Give Them What They Want
I’ve focused on email communication because 49% of companies prefer to use this method, and 40% of employees concur. Thirty three percent of workers prefer meetings, 27% recurring newsletters, and 16% are in favor of Intranet. There’s a role for all these methods—and more, depending on circumstances.
Good communication is a two-way street. Empower employees to give feedback using their preferred method and always be responsive to that feedback. Some 36% of employees want to provide feedback but don’t feel they are given the opportunity.
It’s always good to ring the changes. A quick in-person meeting, personal phone call, or small team meeting go a long way to foster good and productive working relationships rather than all-person, all-purpose blanket emails. Weekly or bi-weekly Zoom calls and the occasional company retreat deliver opportunities for different kinds of meaningful communication and team building.

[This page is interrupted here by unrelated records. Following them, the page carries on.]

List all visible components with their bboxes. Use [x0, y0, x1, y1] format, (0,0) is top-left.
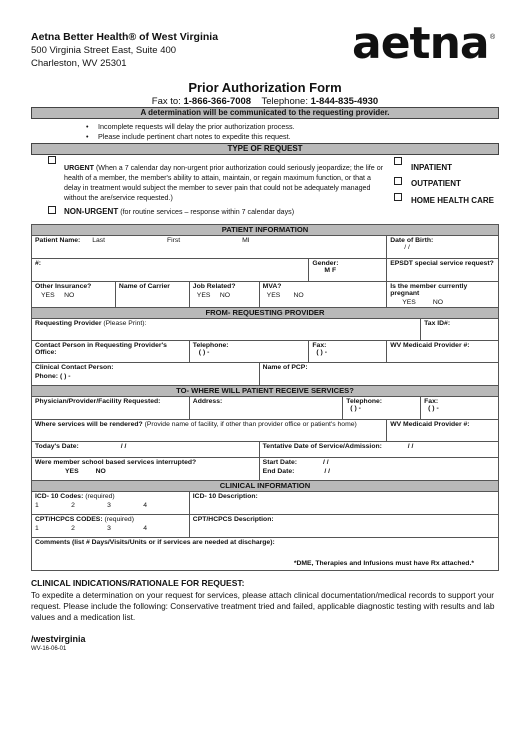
- mi-label: MI: [242, 237, 250, 244]
- address-line-2: Charleston, WV 25301: [31, 58, 127, 69]
- cpt-description-label: CPT/HCPCS Description:: [192, 516, 274, 523]
- tentative-date-format: / /: [407, 443, 414, 450]
- physician-facility-label: Physician/Provider/Facility Requested:: [35, 398, 161, 405]
- member-id-label: #:: [35, 260, 42, 267]
- pregnant-field[interactable]: [387, 282, 499, 308]
- icd-num-3: 3: [107, 502, 111, 509]
- outpatient-checkbox[interactable]: [394, 177, 402, 185]
- mva-label: MVA?: [262, 283, 282, 290]
- icd-required-hint: (required): [85, 493, 115, 500]
- patient-info-header: PATIENT INFORMATION: [32, 225, 499, 236]
- clinical-rationale-heading: CLINICAL INDICATIONS/RATIONALE FOR REQUEST:: [31, 578, 245, 588]
- fax-number: 1-866-366-7008: [183, 96, 252, 107]
- job-no[interactable]: NO: [219, 292, 231, 299]
- form-grid: [31, 224, 499, 571]
- mva-no[interactable]: NO: [293, 292, 304, 299]
- form-code: WV-16-06-01: [31, 646, 67, 652]
- gender-options: M F: [324, 267, 337, 274]
- home-health-checkbox[interactable]: [394, 193, 402, 201]
- clinical-contact-field[interactable]: [32, 363, 260, 386]
- cpt-num-1: 1: [35, 525, 39, 532]
- non-urgent-label: NON-URGENT: [64, 207, 119, 216]
- patient-name-field[interactable]: [32, 236, 387, 259]
- facility-fax-label: Fax:: [424, 398, 439, 405]
- contact-person-field[interactable]: [32, 341, 190, 363]
- icd-num-1: 1: [35, 502, 39, 509]
- phone-label: Telephone:: [261, 96, 308, 107]
- provider-fax-format: ( ) -: [316, 349, 327, 356]
- icd-num-4: 4: [143, 502, 147, 509]
- clinical-phone-label: Phone:: [35, 373, 59, 380]
- type-of-request-header: TYPE OF REQUEST: [31, 143, 499, 155]
- start-date-format: / /: [323, 459, 329, 466]
- job-related-field[interactable]: [189, 282, 259, 308]
- other-insurance-field[interactable]: [32, 282, 116, 308]
- phone-number: 1-844-835-4930: [310, 96, 379, 107]
- cpt-num-4: 4: [143, 525, 147, 532]
- determination-banner: A determination will be communicated to the requesting provider.: [31, 107, 499, 119]
- other-ins-no[interactable]: NO: [64, 292, 75, 299]
- todays-date-field[interactable]: [32, 442, 260, 458]
- form-title: Prior Authorization Form: [188, 80, 342, 95]
- tentative-date-field[interactable]: [259, 442, 498, 458]
- urgent-description: [64, 163, 384, 203]
- comments-field[interactable]: [32, 538, 499, 571]
- first-name-label: First: [166, 237, 181, 244]
- non-urgent-text: (for routine services – response within 7 calendar days): [120, 208, 295, 216]
- todays-date-format: / /: [120, 443, 127, 450]
- instruction-item: • Please include pertinent chart notes to expedite this request.: [98, 132, 295, 142]
- school-services-field[interactable]: [32, 458, 260, 481]
- provider-telephone-label: Telephone:: [192, 342, 229, 349]
- provider-fax-field[interactable]: [309, 341, 387, 363]
- cpt-num-2: 2: [71, 525, 75, 532]
- facility-telephone-field[interactable]: [343, 397, 421, 420]
- pcp-label: Name of PCP:: [262, 364, 308, 371]
- epsdt-label: EPSDT special service request?: [390, 260, 494, 267]
- school-yes[interactable]: YES: [65, 468, 79, 475]
- icd-codes-field[interactable]: [32, 492, 190, 515]
- website-path: /westvirginia: [31, 634, 86, 644]
- carrier-label: Name of Carrier: [118, 283, 170, 290]
- address-line-1: 500 Virginia Street East, Suite 400: [31, 45, 177, 56]
- wv-medicaid-provider-label: WV Medicaid Provider #:: [390, 342, 470, 349]
- dob-label: Date of Birth:: [390, 237, 434, 244]
- end-date-format: / /: [324, 468, 331, 475]
- urgent-label: URGENT: [64, 164, 94, 172]
- physician-facility-field[interactable]: [32, 397, 190, 420]
- urgent-text: (When a 7 calendar day non-urgent prior authorization could seriously jeopardize; the life or health of a member, the member's ability to attain, maintain, or regain maximum function, or that a delay in treatment would subject the member to sever pain that could not be adequately managed without the are/service requested.): [64, 164, 384, 202]
- todays-date-label: Today's Date:: [35, 443, 79, 450]
- home-health-label: HOME HEALTH CARE: [411, 196, 494, 205]
- carrier-field[interactable]: [115, 282, 189, 308]
- icd-num-2: 2: [71, 502, 75, 509]
- urgent-checkbox[interactable]: [48, 156, 56, 164]
- school-dates-field[interactable]: [259, 458, 498, 481]
- provider-telephone-format: ( ) -: [198, 349, 210, 356]
- school-no[interactable]: NO: [95, 468, 106, 475]
- patient-name-label: Patient Name:: [35, 237, 81, 244]
- icd-description-label: ICD- 10 Description:: [192, 493, 258, 500]
- mva-yes[interactable]: YES: [266, 292, 281, 299]
- inpatient-label: INPATIENT: [411, 163, 453, 172]
- dob-format: / /: [404, 244, 410, 251]
- dob-field[interactable]: [387, 236, 499, 259]
- pregnant-label: Is the member currently pregnant: [390, 283, 468, 297]
- cpt-codes-field[interactable]: [32, 515, 190, 538]
- aetna-logo: aetna: [352, 18, 489, 69]
- non-urgent-description: [64, 207, 294, 216]
- provider-fax-label: Fax:: [312, 342, 327, 349]
- clinical-info-header: CLINICAL INFORMATION: [32, 481, 499, 492]
- clinical-phone-format: ( ) -: [59, 373, 71, 380]
- service-wv-medicaid-field[interactable]: [387, 420, 499, 442]
- other-ins-yes[interactable]: YES: [41, 292, 55, 299]
- service-location-label: Where services will be rendered?: [35, 421, 143, 428]
- facility-fax-format: ( ) -: [428, 405, 439, 412]
- last-name-label: Last: [92, 237, 106, 244]
- requesting-provider-label: Requesting Provider: [35, 320, 102, 327]
- dme-note: *DME, Therapies and Infusions must have Rx attached.*: [293, 560, 474, 567]
- gender-field[interactable]: [309, 259, 387, 282]
- gender-label: Gender:: [312, 260, 339, 267]
- wv-medicaid-provider-field[interactable]: [387, 341, 499, 363]
- facility-telephone-format: ( ) -: [350, 405, 361, 412]
- contact-line: [0, 96, 530, 107]
- clinical-contact-label: Clinical Contact Person:: [35, 364, 114, 371]
- fax-label: Fax to:: [151, 96, 181, 107]
- mva-field[interactable]: [259, 282, 387, 308]
- tax-id-field[interactable]: [421, 319, 499, 341]
- logo-registered-mark: ®: [490, 34, 496, 41]
- school-services-label: Were member school based services interrupted?: [35, 459, 197, 466]
- cpt-codes-label: CPT/HCPCS CODES:: [35, 516, 103, 523]
- cpt-required-hint: (required): [104, 516, 134, 523]
- other-insurance-label: Other Insurance?: [35, 283, 92, 290]
- please-print-hint: (Please Print):: [103, 320, 147, 327]
- requesting-provider-field[interactable]: [32, 319, 421, 341]
- epsdt-field[interactable]: [387, 259, 499, 282]
- outpatient-label: OUTPATIENT: [411, 179, 461, 188]
- provider-telephone-field[interactable]: [189, 341, 309, 363]
- contact-person-label: Contact Person in Requesting Provider's Office:: [35, 342, 167, 356]
- non-urgent-checkbox[interactable]: [48, 206, 56, 214]
- facility-address-label: Address:: [192, 398, 223, 405]
- cpt-description-field[interactable]: [189, 515, 498, 538]
- pregnant-no[interactable]: NO: [432, 299, 444, 306]
- instructions-list: [98, 122, 295, 142]
- start-date-label: Start Date:: [262, 459, 298, 466]
- service-wv-medicaid-label: WV Medicaid Provider #:: [390, 421, 470, 428]
- icd-description-field[interactable]: [189, 492, 498, 515]
- job-yes[interactable]: YES: [196, 292, 211, 299]
- instruction-item: • Incomplete requests will delay the prior authorization process.: [98, 122, 295, 132]
- org-name: Aetna Better Health® of West Virginia: [31, 31, 219, 43]
- clinical-rationale-text: To expedite a determination on your request for services, please attach clinical documentation/medical records to support your request. Please include the following: Conservative treatment tried and failed, applicable diagnostic testing with results and lab values and a medication list.: [31, 590, 495, 622]
- facility-telephone-label: Telephone:: [346, 398, 383, 405]
- pregnant-yes[interactable]: YES: [402, 299, 416, 306]
- member-id-field[interactable]: [32, 259, 309, 282]
- service-location-field[interactable]: [32, 420, 387, 442]
- from-provider-header: FROM- REQUESTING PROVIDER: [32, 308, 499, 319]
- facility-address-field[interactable]: [189, 397, 343, 420]
- tentative-date-label: Tentative Date of Service/Admission:: [262, 443, 382, 450]
- icd-codes-label: ICD- 10 Codes:: [35, 493, 84, 500]
- job-related-label: Job Related?: [192, 283, 236, 290]
- comments-label: Comments (list # Days/Visits/Units or if services are needed at discharge):: [35, 539, 275, 546]
- end-date-label: End Date:: [262, 468, 295, 475]
- facility-fax-field[interactable]: [421, 397, 499, 420]
- tax-id-label: Tax ID#:: [424, 320, 451, 327]
- cpt-num-3: 3: [107, 525, 111, 532]
- to-services-header: TO- WHERE WILL PATIENT RECEIVE SERVICES?: [32, 386, 499, 397]
- inpatient-checkbox[interactable]: [394, 157, 402, 165]
- pcp-field[interactable]: [259, 363, 498, 386]
- service-location-hint: (Provide name of facility, if other than provider office or patient's home): [144, 421, 357, 428]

As the report “The 2023 state of essential workplace communications,” states, “It’s like building a bionic brain—finding a way to take advantage of all the information you have, synthesizing it in an accurate way, sharing it, so folks have a clear context, trusting them to act once informed, and empowering them to revisit if ever they need.”
At Ideal Outcomes, we practice what we preach, which is vital when our core team is spread across a dozen states. Email communication is consistent and targeted to those who need to know. No unnecessary copying of information to the entire team. On a bi-weekly basis, there’s an all-hands Zoom meeting that’s recorded for those who can’t attend. And annually, we all get together for a working four-day retreat, a combination of brainstorming and fun.
An organization’s productivity, profitability, employee satisfaction, and retention are all impacted by the quality of its communications. Leaders who recognize this will reap the rewards.